Chick, chick, chick, chick, chicken...

Lovely free-range chicken on offer at the market today so stocked up and have thrown it in the oven drizzled in olive oil and scattered with thyme leaves...enough to make a couple of meals in there so as well as staple fajitas (my son's current favourite) I think a hearty chicken pot pie as well which can be frozen (uncooked) and taken out on a less inspired evening!
As well as my trusty shortcrust pastry (see Easter entry) a creamy mix of veg to go with shredded chicken meat, and if you don't eat meat just add extra veg for an equally tasty homely meal.
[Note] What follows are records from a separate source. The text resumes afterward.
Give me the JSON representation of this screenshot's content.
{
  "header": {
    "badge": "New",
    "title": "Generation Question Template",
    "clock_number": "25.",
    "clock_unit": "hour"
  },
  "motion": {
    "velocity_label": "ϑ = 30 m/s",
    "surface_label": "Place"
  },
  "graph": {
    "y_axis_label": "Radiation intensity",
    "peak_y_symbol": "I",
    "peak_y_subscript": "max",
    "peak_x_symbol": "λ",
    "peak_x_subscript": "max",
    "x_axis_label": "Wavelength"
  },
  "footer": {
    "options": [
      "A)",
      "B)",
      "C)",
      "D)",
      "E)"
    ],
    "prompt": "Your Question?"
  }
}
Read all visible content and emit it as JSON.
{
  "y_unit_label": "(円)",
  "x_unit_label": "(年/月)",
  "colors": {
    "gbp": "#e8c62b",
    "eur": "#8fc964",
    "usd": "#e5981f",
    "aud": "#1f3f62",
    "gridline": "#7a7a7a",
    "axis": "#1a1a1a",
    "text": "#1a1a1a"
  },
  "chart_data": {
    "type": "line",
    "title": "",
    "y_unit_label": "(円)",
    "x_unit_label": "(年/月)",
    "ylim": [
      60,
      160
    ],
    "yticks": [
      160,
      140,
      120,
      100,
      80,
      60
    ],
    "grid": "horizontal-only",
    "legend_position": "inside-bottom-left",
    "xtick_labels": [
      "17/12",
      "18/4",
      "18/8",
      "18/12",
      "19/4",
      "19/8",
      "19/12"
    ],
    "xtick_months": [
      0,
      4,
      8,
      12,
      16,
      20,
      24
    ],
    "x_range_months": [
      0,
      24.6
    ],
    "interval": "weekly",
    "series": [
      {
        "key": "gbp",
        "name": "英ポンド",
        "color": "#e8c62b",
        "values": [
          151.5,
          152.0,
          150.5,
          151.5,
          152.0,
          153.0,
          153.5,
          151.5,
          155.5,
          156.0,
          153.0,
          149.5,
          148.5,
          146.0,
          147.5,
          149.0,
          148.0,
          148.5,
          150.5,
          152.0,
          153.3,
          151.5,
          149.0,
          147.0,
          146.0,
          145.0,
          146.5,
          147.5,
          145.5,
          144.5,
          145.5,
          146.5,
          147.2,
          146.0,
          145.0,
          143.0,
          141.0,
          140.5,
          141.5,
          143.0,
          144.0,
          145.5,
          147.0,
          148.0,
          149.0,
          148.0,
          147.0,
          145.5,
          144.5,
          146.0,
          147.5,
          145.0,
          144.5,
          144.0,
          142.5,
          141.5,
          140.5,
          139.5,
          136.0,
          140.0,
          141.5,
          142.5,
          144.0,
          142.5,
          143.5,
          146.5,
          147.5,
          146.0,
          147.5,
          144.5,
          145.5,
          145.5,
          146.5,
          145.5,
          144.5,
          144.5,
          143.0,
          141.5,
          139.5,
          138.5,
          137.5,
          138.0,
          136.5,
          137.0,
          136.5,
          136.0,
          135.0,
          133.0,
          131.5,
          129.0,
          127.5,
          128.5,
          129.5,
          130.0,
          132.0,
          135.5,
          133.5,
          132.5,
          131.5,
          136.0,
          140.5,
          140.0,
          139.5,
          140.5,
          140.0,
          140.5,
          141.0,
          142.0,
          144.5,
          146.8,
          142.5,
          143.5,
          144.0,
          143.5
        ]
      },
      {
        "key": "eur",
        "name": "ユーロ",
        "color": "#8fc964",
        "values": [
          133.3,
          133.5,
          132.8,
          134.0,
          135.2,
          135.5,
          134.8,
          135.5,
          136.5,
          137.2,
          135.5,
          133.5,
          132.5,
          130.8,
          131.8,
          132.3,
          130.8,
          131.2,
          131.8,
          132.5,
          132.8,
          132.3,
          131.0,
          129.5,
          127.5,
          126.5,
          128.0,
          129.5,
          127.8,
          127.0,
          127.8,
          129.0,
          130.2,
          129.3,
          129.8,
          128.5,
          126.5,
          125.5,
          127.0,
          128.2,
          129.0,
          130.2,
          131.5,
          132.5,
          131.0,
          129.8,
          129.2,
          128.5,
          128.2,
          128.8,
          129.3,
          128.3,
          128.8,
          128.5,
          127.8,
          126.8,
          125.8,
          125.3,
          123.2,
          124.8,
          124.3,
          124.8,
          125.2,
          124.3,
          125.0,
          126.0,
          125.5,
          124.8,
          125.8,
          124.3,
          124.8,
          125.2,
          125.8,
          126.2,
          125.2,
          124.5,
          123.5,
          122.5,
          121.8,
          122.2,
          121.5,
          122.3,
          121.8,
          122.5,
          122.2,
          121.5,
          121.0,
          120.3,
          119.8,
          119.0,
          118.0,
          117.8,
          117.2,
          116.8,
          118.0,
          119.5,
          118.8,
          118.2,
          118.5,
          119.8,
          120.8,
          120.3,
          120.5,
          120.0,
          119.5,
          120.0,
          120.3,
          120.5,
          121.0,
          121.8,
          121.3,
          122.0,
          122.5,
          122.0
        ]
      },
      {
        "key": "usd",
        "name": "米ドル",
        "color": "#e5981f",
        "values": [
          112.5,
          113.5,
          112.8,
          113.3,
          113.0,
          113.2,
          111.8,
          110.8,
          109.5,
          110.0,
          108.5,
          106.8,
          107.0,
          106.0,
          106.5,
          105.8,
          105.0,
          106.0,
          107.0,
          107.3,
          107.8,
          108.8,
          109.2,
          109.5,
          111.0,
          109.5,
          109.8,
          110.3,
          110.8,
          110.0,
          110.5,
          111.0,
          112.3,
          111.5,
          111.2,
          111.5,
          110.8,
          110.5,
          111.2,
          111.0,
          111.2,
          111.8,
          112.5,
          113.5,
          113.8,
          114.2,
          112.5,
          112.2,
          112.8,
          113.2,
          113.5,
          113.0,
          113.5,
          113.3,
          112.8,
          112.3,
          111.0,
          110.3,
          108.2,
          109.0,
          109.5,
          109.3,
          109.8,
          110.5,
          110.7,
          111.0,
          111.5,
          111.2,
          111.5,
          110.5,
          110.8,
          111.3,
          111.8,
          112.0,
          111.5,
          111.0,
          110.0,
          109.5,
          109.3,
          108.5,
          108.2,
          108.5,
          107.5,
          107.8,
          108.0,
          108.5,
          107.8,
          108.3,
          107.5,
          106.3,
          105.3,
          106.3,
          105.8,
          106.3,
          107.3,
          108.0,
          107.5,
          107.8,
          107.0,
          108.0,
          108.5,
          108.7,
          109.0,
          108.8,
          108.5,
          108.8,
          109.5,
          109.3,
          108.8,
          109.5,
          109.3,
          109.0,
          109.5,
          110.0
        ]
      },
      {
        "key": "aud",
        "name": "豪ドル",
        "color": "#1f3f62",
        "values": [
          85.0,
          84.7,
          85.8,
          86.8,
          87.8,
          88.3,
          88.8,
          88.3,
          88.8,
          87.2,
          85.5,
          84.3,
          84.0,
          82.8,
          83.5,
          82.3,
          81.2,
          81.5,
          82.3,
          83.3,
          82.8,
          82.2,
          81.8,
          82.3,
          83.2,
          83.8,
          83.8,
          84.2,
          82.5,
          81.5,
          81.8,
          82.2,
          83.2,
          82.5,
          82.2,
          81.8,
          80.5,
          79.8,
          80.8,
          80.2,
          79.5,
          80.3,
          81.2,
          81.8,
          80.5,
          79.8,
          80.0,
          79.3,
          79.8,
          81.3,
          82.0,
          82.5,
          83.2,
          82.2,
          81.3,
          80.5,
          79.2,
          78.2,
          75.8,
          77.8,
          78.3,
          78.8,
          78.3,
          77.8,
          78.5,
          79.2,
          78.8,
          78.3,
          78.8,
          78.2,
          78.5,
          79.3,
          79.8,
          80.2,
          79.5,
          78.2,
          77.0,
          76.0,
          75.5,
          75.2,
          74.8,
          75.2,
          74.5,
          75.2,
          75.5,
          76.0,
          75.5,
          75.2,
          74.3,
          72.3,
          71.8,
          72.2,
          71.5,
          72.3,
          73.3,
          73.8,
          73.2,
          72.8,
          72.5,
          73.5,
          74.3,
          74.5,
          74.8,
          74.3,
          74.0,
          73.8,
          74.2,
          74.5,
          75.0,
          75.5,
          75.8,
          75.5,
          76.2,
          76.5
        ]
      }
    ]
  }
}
Today I added some cubed smoked Easter ham that we had left over in the fridge.  
I'm having trouble with my layout so bear with me!


Chicken Pot Pie

  • About 300 ml chicken stock (I use an organic cube)
  • about 1/2 glass white wine (not absolutely necessary but adds a little something I think)
  • garlic cloves , finely chopped
  • thyme sprigs
  • 225g carrots , chopped
  • 2 leeks cut into thin rounds or 2 shallots finely chopped
  • cup of frozen peas
  • about 10 button mushrooms sliced
  • About 1/2 small broccoli cut into small florets
  • * or, you can substitute the fresh veg with frozen macedoine veg.
  • 4 skinless roasted chicken breasts
  • 2 tbsp cornflour , mixed with 2 tbsp water
  • 3 tbsp heavy cream
  • 1 heaped tsp Dijon mustard
  • good handful chopped 
  • parsley
  • salt & pepper to taste

  1. Preheat oven to 400 F
  2. soften the leeks or shallots and garlic in olive oil
  3. Add the vegetables and thyme and cook for a few minutes
  4. Add wine and allow to cook off for a bit before adding stock, cream and mustard
  5. Add cornflour mixture and allow to thicken
  6. Tear or cut the chicken into chunky shreds and add to the vegetable mixture
  7. Put into your pie tin or a deep glass baking dish and allow mixture to cool
  8. Cover with a thickish layer of shortcrust pastry (make sure to poke a few holes through the pastry before baking)
  9. Bake for 25-30 mins until filling is bubbling and pastry is golden
n.b this recipe can also be frozen before pastry has been cooked.  I find it is easiest to freeze in aluminium trays.